Syndrome caused by a group of congenital infections

TORCH syndrome is a cluster of symptoms caused by congenital infection with toxoplasmosis, rubella, cytomegalovirus, herpes simplex, and other organisms including syphilis, parvovirus, and Varicella zoster. Zika virus is considered the most recent member of TORCH infections.

TORCH is an acronym for (T)oxoplasmosis, (O)ther Agents, (R)ubella, (C)ytomegalovirus, and (H)erpes Simplex.

== Signs and symptoms ==
Though caused by different infections, the signs and symptoms of TORCH syndrome are consistent. They include hepatosplenomegaly (enlargement of the liver and spleen), fever, lethargy, difficulty feeding, anemia, petechiae, purpurae, jaundice, and chorioretinitis. The specific infection may cause additional symptoms.

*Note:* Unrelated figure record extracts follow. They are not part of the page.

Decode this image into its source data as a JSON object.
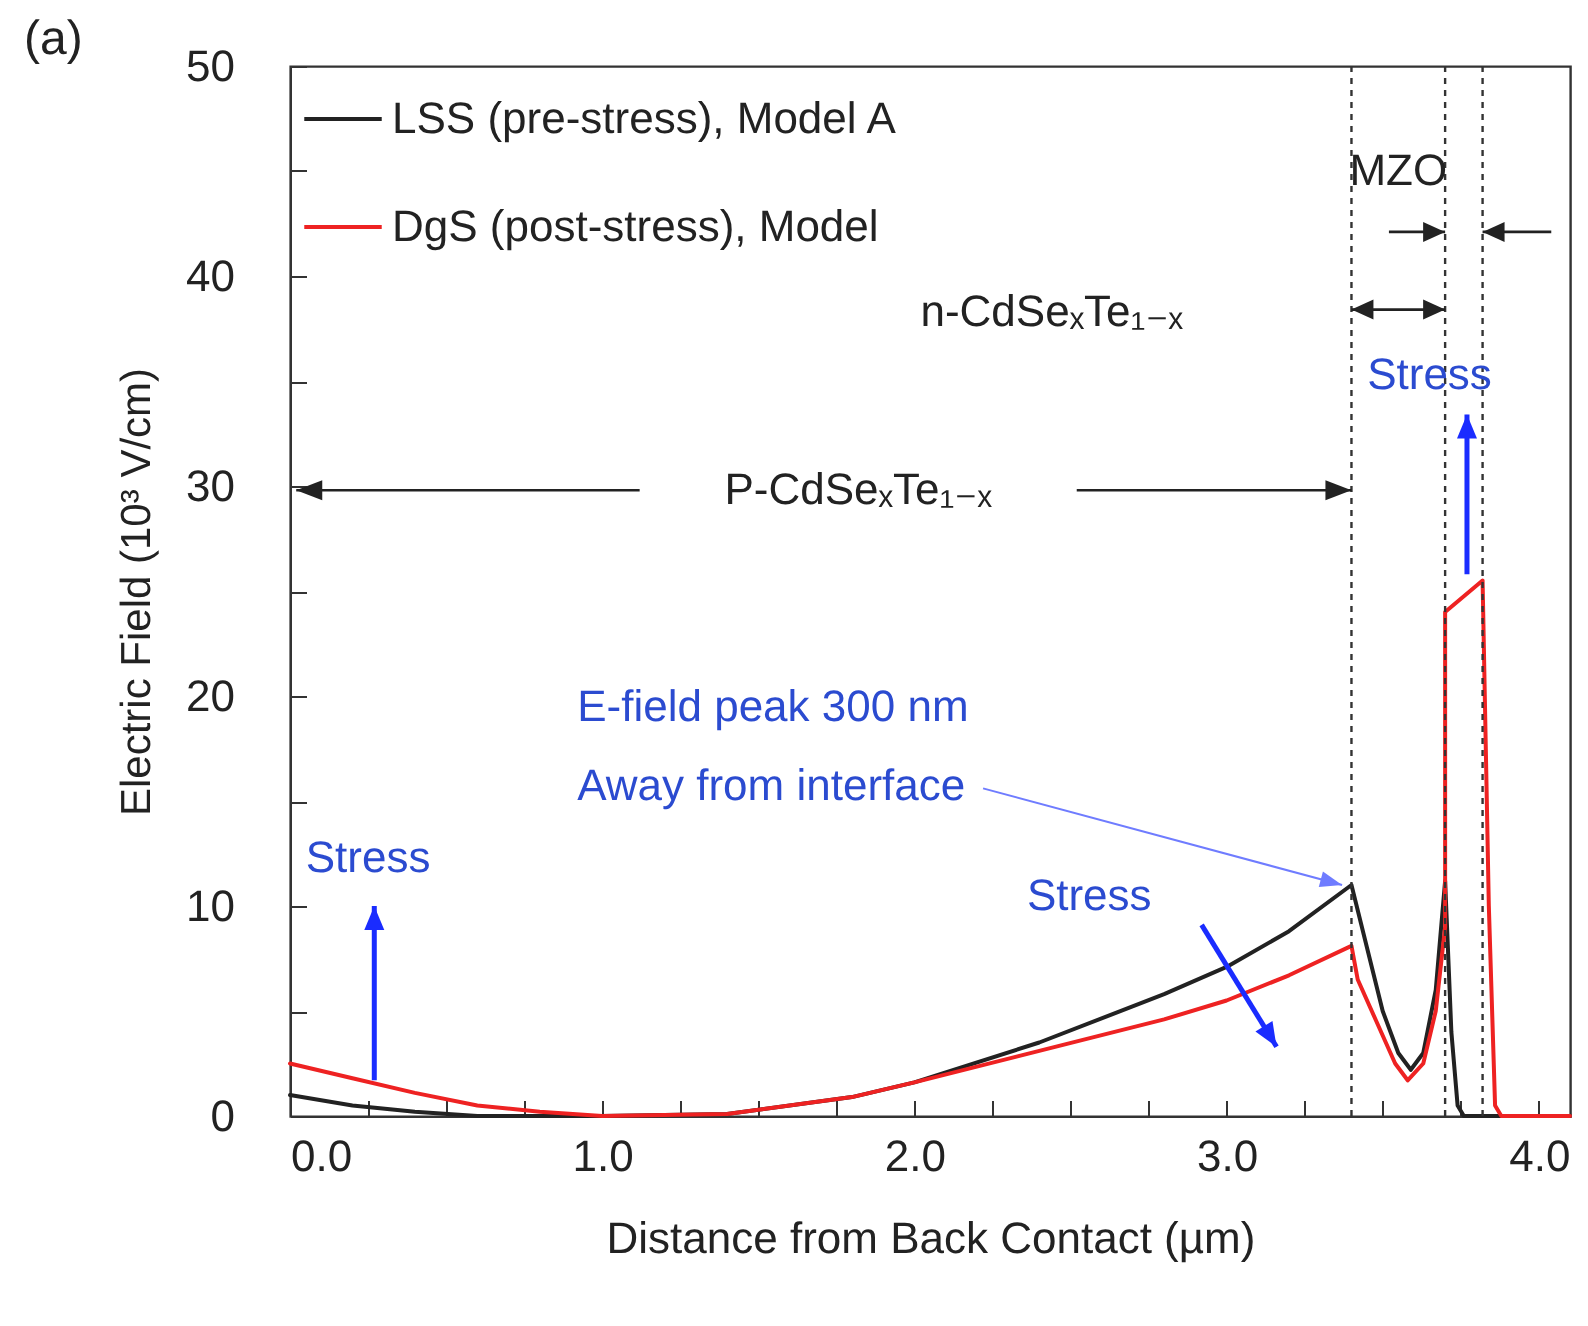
{
  "chart_data": {
    "type": "line",
    "title": "(a)",
    "xlabel": "Distance from Back Contact (µm)",
    "ylabel": "Electric Field (10³ V/cm)",
    "xlim": [
      0,
      4.1
    ],
    "ylim": [
      0,
      50
    ],
    "xticks": [
      {
        "value": 0,
        "label": "0.0"
      },
      {
        "value": 0.25,
        "label": null
      },
      {
        "value": 0.5,
        "label": null
      },
      {
        "value": 0.75,
        "label": null
      },
      {
        "value": 1,
        "label": "1.0"
      },
      {
        "value": 1.25,
        "label": null
      },
      {
        "value": 1.5,
        "label": null
      },
      {
        "value": 1.75,
        "label": null
      },
      {
        "value": 2,
        "label": "2.0"
      },
      {
        "value": 2.25,
        "label": null
      },
      {
        "value": 2.5,
        "label": null
      },
      {
        "value": 2.75,
        "label": null
      },
      {
        "value": 3,
        "label": "3.0"
      },
      {
        "value": 3.25,
        "label": null
      },
      {
        "value": 3.5,
        "label": null
      },
      {
        "value": 3.75,
        "label": null
      },
      {
        "value": 4,
        "label": "4.0"
      }
    ],
    "yticks": [
      0,
      {
        "value": 5,
        "label": null
      },
      10,
      {
        "value": 15,
        "label": null
      },
      20,
      {
        "value": 25,
        "label": null
      },
      30,
      {
        "value": 35,
        "label": null
      },
      40,
      {
        "value": 45,
        "label": null
      },
      50
    ],
    "legend": "top left",
    "series": [
      {
        "name": "LSS (pre-stress), Model A",
        "color": "#222222",
        "x": [
          0,
          0.2,
          0.4,
          0.6,
          1.0,
          1.4,
          1.8,
          2.0,
          2.4,
          2.8,
          3.0,
          3.2,
          3.4,
          3.45,
          3.5,
          3.55,
          3.59,
          3.63,
          3.67,
          3.7,
          3.72,
          3.74,
          3.76,
          4.1
        ],
        "values": [
          1.0,
          0.5,
          0.2,
          0,
          0,
          0.1,
          0.9,
          1.6,
          3.5,
          5.8,
          7.1,
          8.8,
          11.0,
          8.0,
          5.0,
          3.0,
          2.2,
          3.0,
          6.0,
          11.2,
          4.0,
          0.5,
          0,
          0
        ]
      },
      {
        "name": "DgS (post-stress), Model",
        "color": "#ee2222",
        "x": [
          0,
          0.2,
          0.4,
          0.6,
          0.8,
          1.0,
          1.4,
          1.8,
          2.0,
          2.4,
          2.8,
          3.0,
          3.2,
          3.4,
          3.42,
          3.48,
          3.54,
          3.58,
          3.63,
          3.67,
          3.7,
          3.7,
          3.82,
          3.84,
          3.86,
          3.88,
          4.1
        ],
        "values": [
          2.5,
          1.8,
          1.1,
          0.5,
          0.2,
          0,
          0.1,
          0.9,
          1.6,
          3.1,
          4.6,
          5.5,
          6.7,
          8.1,
          6.5,
          4.5,
          2.5,
          1.7,
          2.5,
          5.0,
          9.0,
          24.0,
          25.5,
          10.0,
          0.5,
          0,
          0
        ]
      }
    ],
    "ref_lines": [
      {
        "axis": "x",
        "value": 3.4,
        "color": "#333333",
        "line_style": "dotted"
      },
      {
        "axis": "x",
        "value": 3.7,
        "color": "#333333",
        "line_style": "dotted"
      },
      {
        "axis": "x",
        "value": 3.82,
        "color": "#333333",
        "line_style": "dotted"
      }
    ],
    "annotations": [
      "MZO",
      "n-CdSeₓTe₁₋ₓ",
      "P-CdSeₓTe₁₋ₓ",
      {
        "text": "Stress",
        "x": 3.77,
        "y": 25.5
      },
      "E-field peak 300 nm",
      {
        "text": "Away from interface",
        "x": 3.4,
        "y": 11.0
      },
      "Stress",
      {
        "text": "Stress",
        "x": 0.27,
        "y": 1.7
      }
    ]
  }
}
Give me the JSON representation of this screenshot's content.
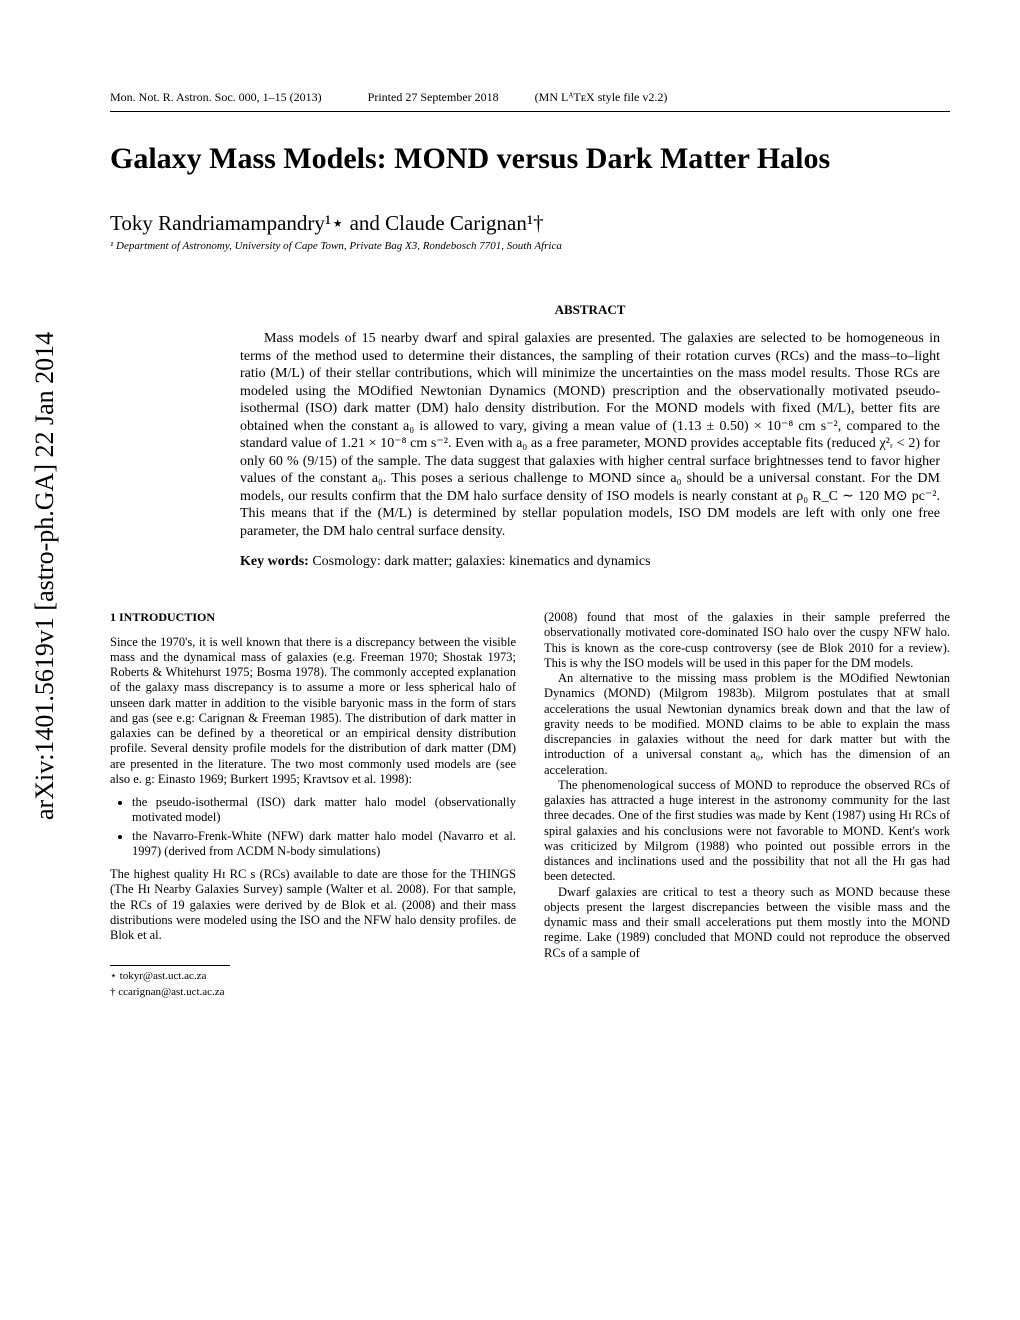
{
  "arxiv": "arXiv:1401.5619v1  [astro-ph.GA]  22 Jan 2014",
  "journal": {
    "left": "Mon. Not. R. Astron. Soc. 000, 1–15 (2013)",
    "middle": "Printed 27 September 2018",
    "right": "(MN LᴬTᴇX style file v2.2)"
  },
  "title": "Galaxy Mass Models: MOND versus Dark Matter Halos",
  "authors": "Toky Randriamampandry¹⋆ and Claude Carignan¹†",
  "affiliation": "¹ Department of Astronomy, University of Cape Town, Private Bag X3, Rondebosch 7701, South Africa",
  "abstract_heading": "ABSTRACT",
  "abstract_body": "Mass models of 15 nearby dwarf and spiral galaxies are presented. The galaxies are selected to be homogeneous in terms of the method used to determine their distances, the sampling of their rotation curves (RCs) and the mass–to–light ratio (M/L) of their stellar contributions, which will minimize the uncertainties on the mass model results. Those RCs are modeled using the MOdified Newtonian Dynamics (MOND) prescription and the observationally motivated pseudo-isothermal (ISO) dark matter (DM) halo density distribution. For the MOND models with fixed (M/L), better fits are obtained when the constant a₀ is allowed to vary, giving a mean value of (1.13 ± 0.50) × 10⁻⁸ cm s⁻², compared to the standard value of 1.21 × 10⁻⁸ cm s⁻². Even with a₀ as a free parameter, MOND provides acceptable fits (reduced χ²ᵣ < 2) for only 60 % (9/15) of the sample. The data suggest that galaxies with higher central surface brightnesses tend to favor higher values of the constant a₀. This poses a serious challenge to MOND since a₀ should be a universal constant. For the DM models, our results confirm that the DM halo surface density of ISO models is nearly constant at ρ₀ R_C ∼ 120 M⊙ pc⁻². This means that if the (M/L) is determined by stellar population models, ISO DM models are left with only one free parameter, the DM halo central surface density.",
  "keywords_label": "Key words:",
  "keywords_text": "Cosmology: dark matter; galaxies: kinematics and dynamics",
  "section1_heading": "1   INTRODUCTION",
  "col_left": {
    "p1": "Since the 1970's, it is well known that there is a discrepancy between the visible mass and the dynamical mass of galaxies (e.g. Freeman 1970; Shostak 1973; Roberts & Whitehurst 1975; Bosma 1978). The commonly accepted explanation of the galaxy mass discrepancy is to assume a more or less spherical halo of unseen dark matter in addition to the visible baryonic mass in the form of stars and gas (see e.g: Carignan & Freeman 1985). The distribution of dark matter in galaxies can be defined by a theoretical or an empirical density distribution profile. Several density profile models for the distribution of dark matter (DM) are presented in the literature. The two most commonly used models are (see also e. g: Einasto 1969; Burkert 1995; Kravtsov et al. 1998):",
    "bullet1": "the pseudo-isothermal (ISO) dark matter halo model (observationally motivated model)",
    "bullet2": "the Navarro-Frenk-White (NFW) dark matter halo model (Navarro et al. 1997) (derived from ΛCDM N-body simulations)",
    "p2": "The highest quality Hɪ RC s (RCs) available to date are those for the THINGS (The Hɪ Nearby Galaxies Survey) sample (Walter et al. 2008). For that sample, the RCs of 19 galaxies were derived by de Blok et al. (2008) and their mass distributions were modeled using the ISO and the NFW halo density profiles. de Blok et al."
  },
  "col_right": {
    "p1": "(2008) found that most of the galaxies in their sample preferred the observationally motivated core-dominated ISO halo over the cuspy NFW halo. This is known as the core-cusp controversy (see de Blok 2010 for a review). This is why the ISO models will be used in this paper for the DM models.",
    "p2": "An alternative to the missing mass problem is the MOdified Newtonian Dynamics (MOND) (Milgrom 1983b). Milgrom postulates that at small accelerations the usual Newtonian dynamics break down and that the law of gravity needs to be modified. MOND claims to be able to explain the mass discrepancies in galaxies without the need for dark matter but with the introduction of a universal constant a₀, which has the dimension of an acceleration.",
    "p3": "The phenomenological success of MOND to reproduce the observed RCs of galaxies has attracted a huge interest in the astronomy community for the last three decades. One of the first studies was made by Kent (1987) using Hɪ RCs of spiral galaxies and his conclusions were not favorable to MOND. Kent's work was criticized by Milgrom (1988) who pointed out possible errors in the distances and inclinations used and the possibility that not all the Hɪ gas had been detected.",
    "p4": "Dwarf galaxies are critical to test a theory such as MOND because these objects present the largest discrepancies between the visible mass and the dynamic mass and their small accelerations put them mostly into the MOND regime. Lake (1989) concluded that MOND could not reproduce the observed RCs of a sample of"
  },
  "footnotes": {
    "f1": "⋆  tokyr@ast.uct.ac.za",
    "f2": "†  ccarignan@ast.uct.ac.za"
  }
}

TORCH syndrome may develop before birth, causing stillbirth, in the neonatal period, or later in life.

== Pathophysiology ==
TORCH syndrome is caused by in-utero infection with one of the TORCH agents, disrupting fetal development.

==Diagnosis==
Presence of IgM is diagnostic and persistence of IgG beyond 6–9 months is diagnostic.

== Prevention ==
TORCH syndrome can be prevented by treating an infected pregnant woman, thereby preventing the infection from affecting the fetus.

== Treatment ==
The treatment of TORCH syndrome is mainly supportive and depends on the symptoms present; medication is an option for herpes and cytomegalovirus infections.

== Epidemiology ==
Developing countries are more severely affected by TORCH syndrome than developed countries.